Мишка-печатник (Минутко) - страница 43

Сейчас под Васильевском колышется пелена желтоватого дыма, все пропахло печеным хлебом — то дотлевает элеватор, сожженный белыми. И за городом, на кладбище появилось много свежих могил: отступая, деникинцы произвели массовые расстрелы. К дверям бывшего духовного училища уже прибита вывеска: «Военкомат», и у крыльца толпятся молодые парни-новобранцы.

В Васильевск на второй день пути и прибыл рабочий эшелон.

«Неужели только шестьдесят верст проехали?» — удивлялся Федя, и это расстраивало его: ехали, ехали, и, оказывается, только шестьдесят верст.

Отряд типографских рабочих разместился в мужской прогимназии. Жили в высоких холодных классных комнатах, где стояли черные доски и в углах висели иконы в дорогих оправах.

Федя недоумевал: вот тебе и на фронт приехали!

После завтрака отряд уходил на учения, иногда за отцом прибегал вестовой:

— Товарищ Гаврилин! К начальнику штаба! И все. А когда же на фронт?

— Когда же? — приставал Федя к отцу.

— После приказа. Понимаешь? Армия — это прежде всего дисциплина. — Отец трепал Федю по плечу.- Иди лучше занимайся своими делами.

Федя шел на кухню — она помещалась в директорском кабинете. Там разорили голландку с кафельной облицовкой и наскоро сложили плиту с тремя конфорками. На кухне царствовал отец Парфений в белом, правда, грязноватом колпаке. Его не отдали под суд — он стал в отряде штатным поваром: ни у кого не получалось такого вкусного пшенного супа с воблой, и вообще в приготовлении еды не находилось ему равных.

Федя и отец Парфений стали друзьями.

— На-кось вот полакомься. Мозговая, — говорил поп и протягивал Феде аппетитную, дымящуюся, в наростах ароматного мяса кость.

Или сажал его ближе к печке, делал таинственное лицо, и Федя знал — будет сейчас очередная страшная история.

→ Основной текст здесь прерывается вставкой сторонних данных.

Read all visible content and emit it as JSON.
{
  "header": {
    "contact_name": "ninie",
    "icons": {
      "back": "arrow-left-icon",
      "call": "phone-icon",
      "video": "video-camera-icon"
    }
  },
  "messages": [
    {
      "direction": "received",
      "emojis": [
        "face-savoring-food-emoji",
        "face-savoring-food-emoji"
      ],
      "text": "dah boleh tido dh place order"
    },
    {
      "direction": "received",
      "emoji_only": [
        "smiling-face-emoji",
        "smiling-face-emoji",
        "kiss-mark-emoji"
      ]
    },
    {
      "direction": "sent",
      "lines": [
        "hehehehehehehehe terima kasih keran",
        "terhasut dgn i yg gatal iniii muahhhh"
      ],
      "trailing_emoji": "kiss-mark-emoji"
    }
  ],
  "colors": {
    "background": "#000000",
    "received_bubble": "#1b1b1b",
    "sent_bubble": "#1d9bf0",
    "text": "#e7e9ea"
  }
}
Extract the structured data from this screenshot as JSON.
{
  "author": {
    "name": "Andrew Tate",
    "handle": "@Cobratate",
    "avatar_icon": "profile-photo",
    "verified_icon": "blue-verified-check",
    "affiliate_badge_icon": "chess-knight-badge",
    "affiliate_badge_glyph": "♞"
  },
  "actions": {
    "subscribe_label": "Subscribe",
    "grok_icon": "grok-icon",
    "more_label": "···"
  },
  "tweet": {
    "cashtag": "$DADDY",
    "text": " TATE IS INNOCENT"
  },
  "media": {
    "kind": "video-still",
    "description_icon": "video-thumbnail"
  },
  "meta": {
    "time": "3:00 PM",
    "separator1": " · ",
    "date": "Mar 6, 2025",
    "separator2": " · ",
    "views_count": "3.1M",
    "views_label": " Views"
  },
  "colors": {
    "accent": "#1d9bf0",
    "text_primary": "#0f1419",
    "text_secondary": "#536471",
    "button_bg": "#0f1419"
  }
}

— Значить, так… — начинал отец Парфений приглушенно. — Тебе с лешим дело иметь не приходилось?

— Нет…

— А мне один раз довелось. — Он шуровал в печке кочергой, и выразительное лицо его озарялось малиновым огнем. — Пошел я, значить, в лес, по грибы. Маслят и рыжиков в то лето было пропасть. Полное лукошко насбирал. Ну, думаю, пора до дому. А уже вечереть начало. Иду. Дорожка знакомая, через дубнячок. Шагаю себе. Вдруг за моей спиной как захохочет, заулюлюкает. Я так и присел.

— Кто же это? — Федя оглядывался на темные углы комнаты.

— Ясное дело — леший. Я бегом. Смотрю — что такое: дорога вроде знакомая, а привела в глухую балку. И уж в той балке он улюлюкает-то. Я назад. И, представь себе, Федор, совсем дороги не узнаю. Вроде она и не она. И тут сбоку кусты затрещали, и повиделся мне, ну как вот сверкнуло, лик зеленый, заросший и глазищи красные. Мелькнул и исчез. Совсем я, Федор, одурел. Побег сам не знаю куда. А он то сзаду, то спереду гукает, то, значить, с боков сучьями трещит. Ну, тут я и смекнул: водит меня лесной-то, заблудить хочет. А знал я один завет — от старика древнего слышал: как леший тебя водить начал, скинь всю одежду, выверни наизнанку и снова надень- лесной-то и не признает тебя. Я так и сделал: под густую ель залез, одежонку скинул, вывернул ее всю и опять на себя. Потом перекрутил на другую сторону портянки. Выхожу из-за ели — тихо. Потом он где-то далеко сучьями затрещал — не признал, значить, меня, пошел по лесу искать. Смотрю — а стою-то я на своей дороге, дубнячок вот он, рядышком. Вмиг до дому добежал. -Отец Парфений хитро смотрел на Федю. — Вот, мил человек, что бывает на белом свете. А теперь бери ведерко да беги к колодцу по воду.